For there is so much grief. Loneliness. Babies stripped from the womb. Childlessness. The beloved, dead father. Lost innocence, youthful hopes and dreams of marriage. How to come to terms? Here is a tortuous Facebook ‘befriending’ with ‘his second wife‘; precise but unembittered delineation, in the daughter-in-law’s voice, of the unmeant damage done to a son by an ex-mother-in-law…’unwitting choreographer of my buckled, spent heart.’ And wistful words for the ‘rockabye grandfather’, cradling the grandchild that might have been her own.

Content finds its own form. A closing sonnet is upturned in “Rest, Young Lady”, to evoke the boat from which the 21-year-old Sarah d’Avigdor-Goldsmit drowned in 1963 and to whom the poet has felt deeply drawn. This poem brings to lancing blue light the memorial stained-glass window in Tudeley All Saints Chapel, designed by Marc Chagall. In a pantoum the strict patterns of which like memory hesitatingly rehearse the past, the poet finds purchase for a difficult subject, tender recollections of her father’s wild recklessness and forgiveness for the remorseful young man who caused his death:

He held up buses like a pretend policeman,

danced the lanes in front of traffic.
Or sat me at the wheel of his Austin,
rules to the wind, flouting policemen,
egging me on to steer, steer –

and then,

penance done for the one-off coincidence.
Older than he was now, we share
sunlight's slow bleach of that black shadow.
More than sorry, not your fault at all.

And there is consolation. She is not alone, for the poets ‘dance around her, hands joined, talk/to her in different languages, one voice/over the other in polyphonic strands/of understanding in this hostile land.’ Rilke, Tennyson, and here in “Sonnets made of wood” is Pablo Neruda: ‘Carve me, then, into the smooth grain/of your sonnets – that I might be/your Matilde’. And Cicero presiding over the agonised attempts of the wife to bring to her abusive marriage the doomed lessons of silence and acceptance recorded by a young girl in her “Old retreat notebook”, ’And then the unwritten script of the willed hush,/urgent as a siren, of the woman she became’.

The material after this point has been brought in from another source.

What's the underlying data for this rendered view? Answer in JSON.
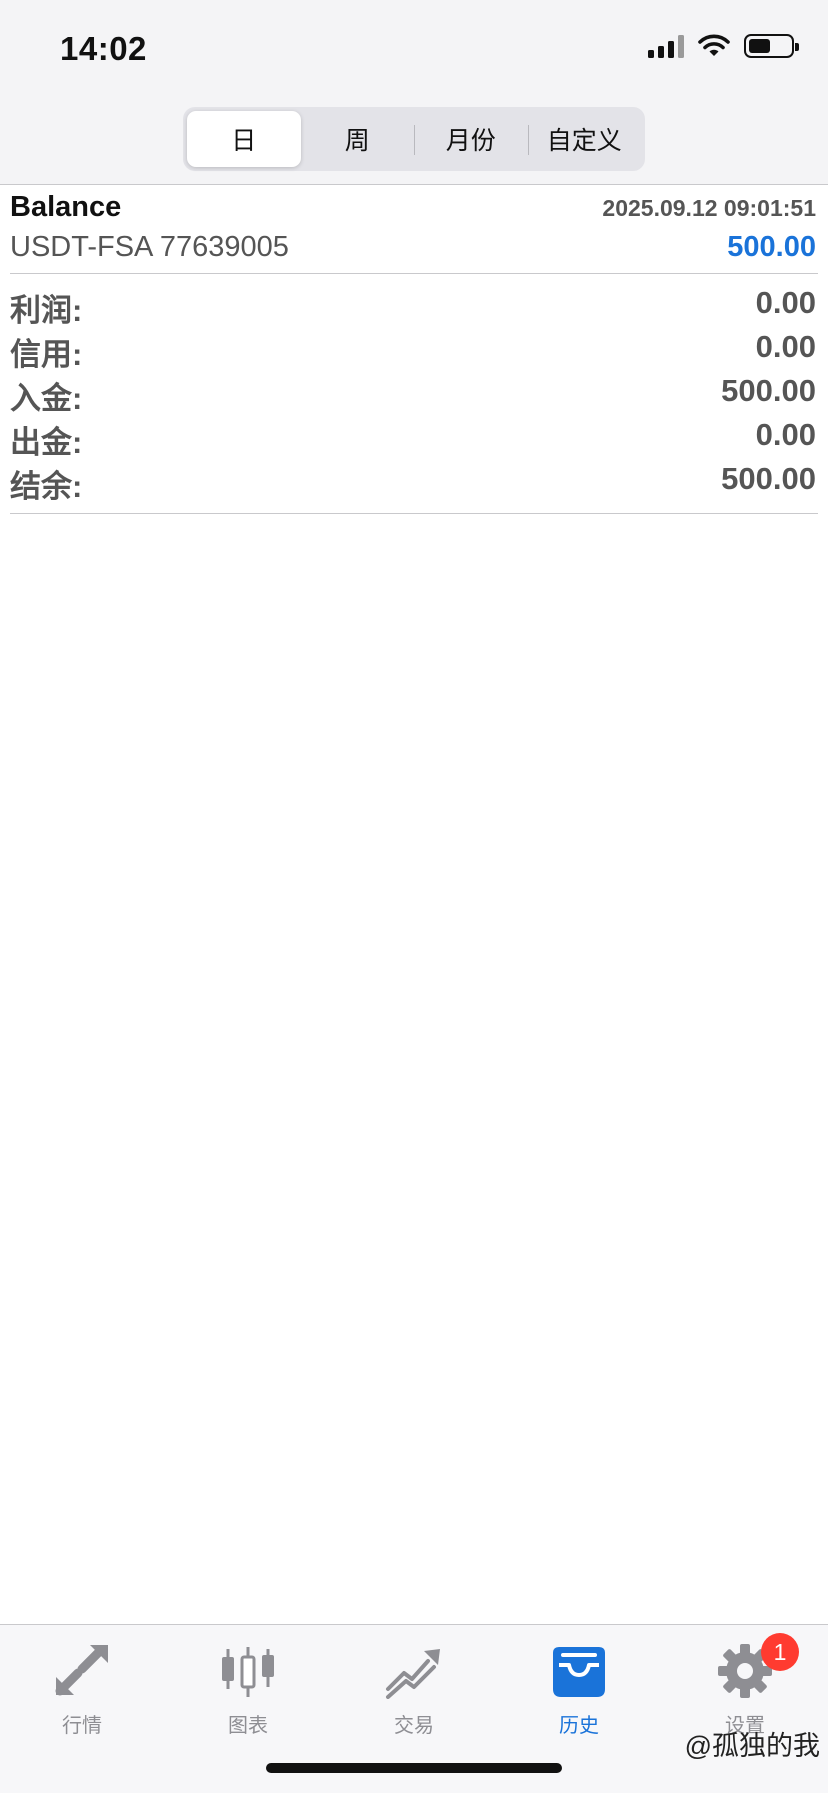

Consolation too in the love of creatures whose intelligence and ineffable beauty is timeless; past horses, her present brown mare, even “Rock Horses”:

From the battered women I round up
from the hillsides the herd that can never die:

white stallions from stone and bronze ages,
I exercise their stiffened limbs, take them

to smithies to be shod with the moon's crescents.

The equine theme used to most powerful effect in the final sequence, a reworking of the “The Erl King’s Shroud” in which a terrified boy-child tries to warn his disbelieving father of pursuit by the menacing Elf-king of Goethe’s ballad. If the child is fated to lose his life at the hands of the archetypal predator, the woman in this revived epic makes triumphant her escape to the rhythm of Schubert’s galloping piano, and a new fragment of song is born…

We belong still to the speed of Pegasus,
to the flow of his mane, the grace
of his gait. We belong to the kindliness
in his eyes. To the pounding of his hooves
that strike new springs of poetry.

Though beheaded, the Erl-king ‘will forever ride near,’ warns the poet, ‘Teasing man’s oldest fear of death with the fear of fear.’ But the woman who has faced her own shadow and his…

                                     ...Fearless,
she stands and waits beyond bulwarks,

beyond tired viewpoints and safe beliefs,
beyond closed doors and full stops...

She is a series of questions never to be
answered, out of reach of the fugitive

and the stay-at-home. She alone knows
how to love entirely, without reserve...

This is an inspiriting, empowering and deeply compassionate collection, fully equal to its tragic subject.